Background information
- Origin: New Orleans
- Past members: Harold Dejan

= Olympia Brass Band =

American jazz brass band

The Olympia Brass Band is an American jazz brass band from New Orleans.

==History==

The first Olympia Brass Band, then called 'The Olympia', was active from the late 19th century to c 1914. Its most famous members from that time are Freddie Keppard, Kid Ory, Armand J. Piron, Sydney Bechet, Clarence Williams and Johnny St. Cyr.

In 1958, saxophonist Harold Dejan, leader of the 2nd unit of the Eureka Brass Band, split off to form the Olympia Brass Band.

The band had a notable part in the 1973 James Bond movie Live and Let Die in which they play a band leading a funeral march and one of Bond's associates is assassinated during the march. Trumpeter Alvin Alcorn plays the knife-wielding "baby-faced killer".

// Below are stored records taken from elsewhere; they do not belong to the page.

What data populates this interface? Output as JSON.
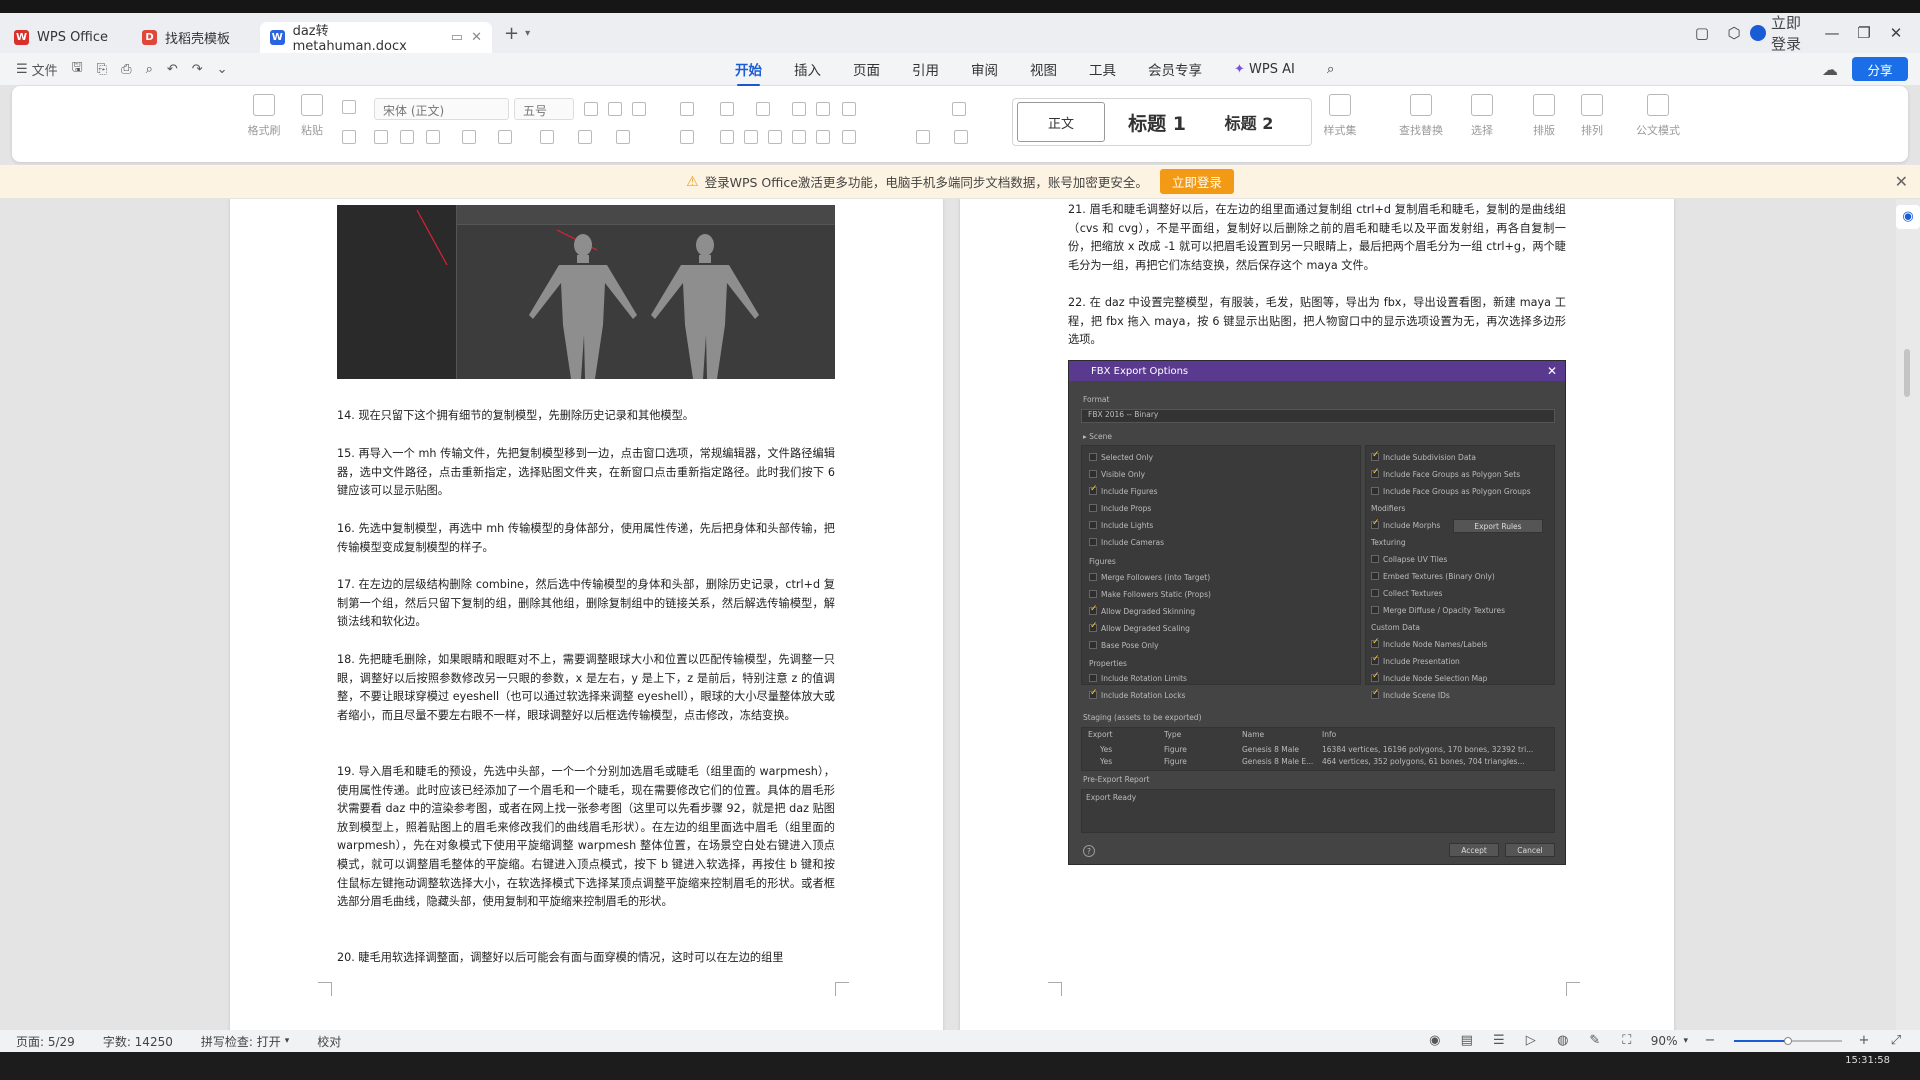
{
  "tabs": [
    {
      "label": "WPS Office",
      "icon": "wps-logo-icon",
      "color": "#d9302c"
    },
    {
      "label": "找稻壳模板",
      "icon": "docer-logo-icon",
      "color": "#e0473a"
    },
    {
      "label": "daz转metahuman.docx",
      "icon": "word-doc-icon",
      "color": "#2b64e0",
      "active": true
    }
  ],
  "window": {
    "login_label": "立即登录"
  },
  "menubar": {
    "file_label": "文件",
    "ribbon_tabs": [
      "开始",
      "插入",
      "页面",
      "引用",
      "审阅",
      "视图",
      "工具",
      "会员专享"
    ],
    "active_tab": "开始",
    "wps_ai": "WPS AI",
    "share_label": "分享"
  },
  "ribbon": {
    "format_painter": "格式刷",
    "paste": "粘贴",
    "font_name": "宋体 (正文)",
    "font_size": "五号",
    "styles": [
      "正文",
      "标题 1",
      "标题 2"
    ],
    "style_set": "样式集",
    "find_replace": "查找替换",
    "select": "选择",
    "layout": "排版",
    "arrange": "排列",
    "official_style": "公文模式"
  },
  "notice": {
    "text": "登录WPS Office激活更多功能，电脑手机多端同步文档数据，账号加密更安全。",
    "button": "立即登录"
  },
  "left_page": {
    "p14": "14. 现在只留下这个拥有细节的复制模型，先删除历史记录和其他模型。",
    "p15": "15. 再导入一个 mh 传输文件，先把复制模型移到一边，点击窗口选项，常规编辑器，文件路径编辑器，选中文件路径，点击重新指定，选择贴图文件夹，在新窗口点击重新指定路径。此时我们按下 6 键应该可以显示贴图。",
    "p16": "16. 先选中复制模型，再选中 mh 传输模型的身体部分，使用属性传递，先后把身体和头部传输，把传输模型变成复制模型的样子。",
    "p17": "17. 在左边的层级结构删除 combine，然后选中传输模型的身体和头部，删除历史记录，ctrl+d 复制第一个组，然后只留下复制的组，删除其他组，删除复制组中的链接关系，然后解选传输模型，解锁法线和软化边。",
    "p18": "18. 先把睫毛删除，如果眼睛和眼眶对不上，需要调整眼球大小和位置以匹配传输模型，先调整一只眼，调整好以后按照参数修改另一只眼的参数，x 是左右，y 是上下，z 是前后，特别注意 z 的值调整，不要让眼球穿模过 eyeshell（也可以通过软选择来调整 eyeshell），眼球的大小尽量整体放大或者缩小，而且尽量不要左右眼不一样，眼球调整好以后框选传输模型，点击修改，冻结变换。",
    "p19": "19. 导入眉毛和睫毛的预设，先选中头部，一个一个分别加选眉毛或睫毛（组里面的 warpmesh），使用属性传递。此时应该已经添加了一个眉毛和一个睫毛，现在需要修改它们的位置。具体的眉毛形状需要看 daz 中的渲染参考图，或者在网上找一张参考图（这里可以先看步骤 92，就是把 daz 贴图放到模型上，照着贴图上的眉毛来修改我们的曲线眉毛形状）。在左边的组里面选中眉毛（组里面的 warpmesh），先在对象模式下使用平旋缩调整 warpmesh 整体位置，在场景空白处右键进入顶点模式，就可以调整眉毛整体的平旋缩。右键进入顶点模式，按下 b 键进入软选择，再按住 b 键和按住鼠标左键拖动调整软选择大小，在软选择模式下选择某顶点调整平旋缩来控制眉毛的形状。或者框选部分眉毛曲线，隐藏头部，使用复制和平旋缩来控制眉毛的形状。",
    "p20": "20. 睫毛用软选择调整面，调整好以后可能会有面与面穿模的情况，这时可以在左边的组里"
  },
  "right_page": {
    "p21": "21. 眉毛和睫毛调整好以后，在左边的组里面通过复制组 ctrl+d 复制眉毛和睫毛，复制的是曲线组（cvs 和 cvg），不是平面组，复制好以后删除之前的眉毛和睫毛以及平面发射组，再各自复制一份，把缩放 x 改成 -1 就可以把眉毛设置到另一只眼睛上，最后把两个眉毛分为一组 ctrl+g，两个睫毛分为一组，再把它们冻结变换，然后保存这个 maya 文件。",
    "p22": "22. 在 daz 中设置完整模型，有服装，毛发，贴图等，导出为 fbx，导出设置看图，新建 maya 工程，把 fbx 拖入 maya，按 6 键显示出贴图，把人物窗口中的显示选项设置为无，再次选择多边形选项。"
  },
  "fbx_dialog": {
    "title": "FBX Export Options",
    "format_label": "Format",
    "format_value": "FBX 2016 -- Binary",
    "scene_label": "Scene",
    "left_checks": [
      {
        "label": "Selected Only",
        "on": false
      },
      {
        "label": "Visible Only",
        "on": false
      },
      {
        "label": "Include Figures",
        "on": true
      },
      {
        "label": "Include Props",
        "on": false
      },
      {
        "label": "Include Lights",
        "on": false
      },
      {
        "label": "Include Cameras",
        "on": false
      }
    ],
    "figures_label": "Figures",
    "figure_checks": [
      {
        "label": "Merge Followers (into Target)",
        "on": false
      },
      {
        "label": "Make Followers Static (Props)",
        "on": false
      },
      {
        "label": "Allow Degraded Skinning",
        "on": true
      },
      {
        "label": "Allow Degraded Scaling",
        "on": true
      },
      {
        "label": "Base Pose Only",
        "on": false
      }
    ],
    "properties_label": "Properties",
    "property_checks": [
      {
        "label": "Include Rotation Limits",
        "on": false
      },
      {
        "label": "Include Rotation Locks",
        "on": true
      }
    ],
    "right_checks": [
      {
        "label": "Include Subdivision Data",
        "on": true
      },
      {
        "label": "Include Face Groups as Polygon Sets",
        "on": true
      },
      {
        "label": "Include Face Groups as Polygon Groups",
        "on": false
      }
    ],
    "modifiers_label": "Modifiers",
    "morph_check": {
      "label": "Include Morphs",
      "on": true
    },
    "export_rules": "Export Rules",
    "texturing_label": "Texturing",
    "texturing_checks": [
      {
        "label": "Collapse UV Tiles",
        "on": false
      },
      {
        "label": "Embed Textures (Binary Only)",
        "on": false
      },
      {
        "label": "Collect Textures",
        "on": false
      },
      {
        "label": "Merge Diffuse / Opacity Textures",
        "on": false
      }
    ],
    "custom_label": "Custom Data",
    "custom_checks": [
      {
        "label": "Include Node Names/Labels",
        "on": true
      },
      {
        "label": "Include Presentation",
        "on": true
      },
      {
        "label": "Include Node Selection Map",
        "on": true
      },
      {
        "label": "Include Scene IDs",
        "on": true
      }
    ],
    "staging_label": "Staging (assets to be exported)",
    "columns": [
      "Export",
      "Type",
      "Name",
      "Info"
    ],
    "rows": [
      [
        "Yes",
        "Figure",
        "Genesis 8 Male",
        "16384 vertices, 16196 polygons, 170 bones, 32392 tri..."
      ],
      [
        "Yes",
        "Figure",
        "Genesis 8 Male E...",
        "464 vertices, 352 polygons, 61 bones, 704 triangles..."
      ]
    ],
    "pre_export": "Pre-Export Report",
    "export_ready": "Export Ready",
    "accept": "Accept",
    "cancel": "Cancel"
  },
  "status": {
    "page": "页面: 5/29",
    "words": "字数: 14250",
    "spell": "拼写检查: 打开",
    "proof": "校对",
    "zoom": "90%",
    "zoom_fraction": 0.5
  },
  "taskbar": {
    "time": "15:31:58"
  }
}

In addition to playing for parades and parties, the band had a weekly gig at Preservation Hall on Sunday nights for many years. The band also toured Europe on numerous occasions and also toured Africa for the U. S. State Department. The band did a BBC Radio broadcast for Queen Elizabeth's 25th wedding anniversary in 1972 while they were in London, and also played for Pope John Paul II on his visit to New Orleans.

The Olympia Brass Band was a training ground for a whole new generation of jazz musicians including clarinetist Joseph Torregano, saxophonist Byron "Flea" Bernard, drummers Tanio Hingle and Kerry Hunter, and trumpeters Kenneth Terry and "Kid" Mervin Campbell.

Notable members of the band over the years were: Harold "Duke" Dejan, leader and alto saxophone; Emanuel "Pappy" Paul & Ernest Watson tenor saxophone; clarinetists Willie Humphrey, Joseph Torregano and David Grillier; trumpeters Milton Batiste (assistant leader), Edmond Foucher, George "Kid Sheik" Colar, Reginald Koeller, Kenneth Terry, and Mervin Campbell; trombonists Paul Crawford, Frank Naundorf, Wendell Eugene, Eddie King, Gerald Joseph, and Lester Caliste; sousaphonists Allan Jaffe, William "Coby" Brown, Anthony Lacen aka "Tuba Fats," Edgar Smith, and Jeffrey Hills; snare drummers Andrew Jefferson, Leroy "Boogie" Breaux, Kerry "Fatman" Hunter; bass drummers Henry "Booker T." Glass, Nowell "Papa" Glass, and Cayetano "Tanio" Hingle. Grand marshals for the band were Matthew "Fats" Houston (1911–81), Anderson Minor, Anderson Stewart, and Richard "King" Matthews, whose death in 2010 is considered to have ended the band's history.

Although the band left numerous recordings, none is more prevalent than their recording of "The Westlawn Funeral Dirge" which featured Emanuel Paul on the tenor saxophone.

The Olympia Brass Band is profiled in the book, The Great Olympia Band by the late English writer Mick Burns, and Keeping the Beat on the Street: The New Orleans Brass Band Renaissance also by Mick Burns.

==Discography==
- New Orleans Street Parade (1968)
- Dejan's Olympia Brass Band of New Orleans, VPS-4, 1974, Preservation Hall, Publishers.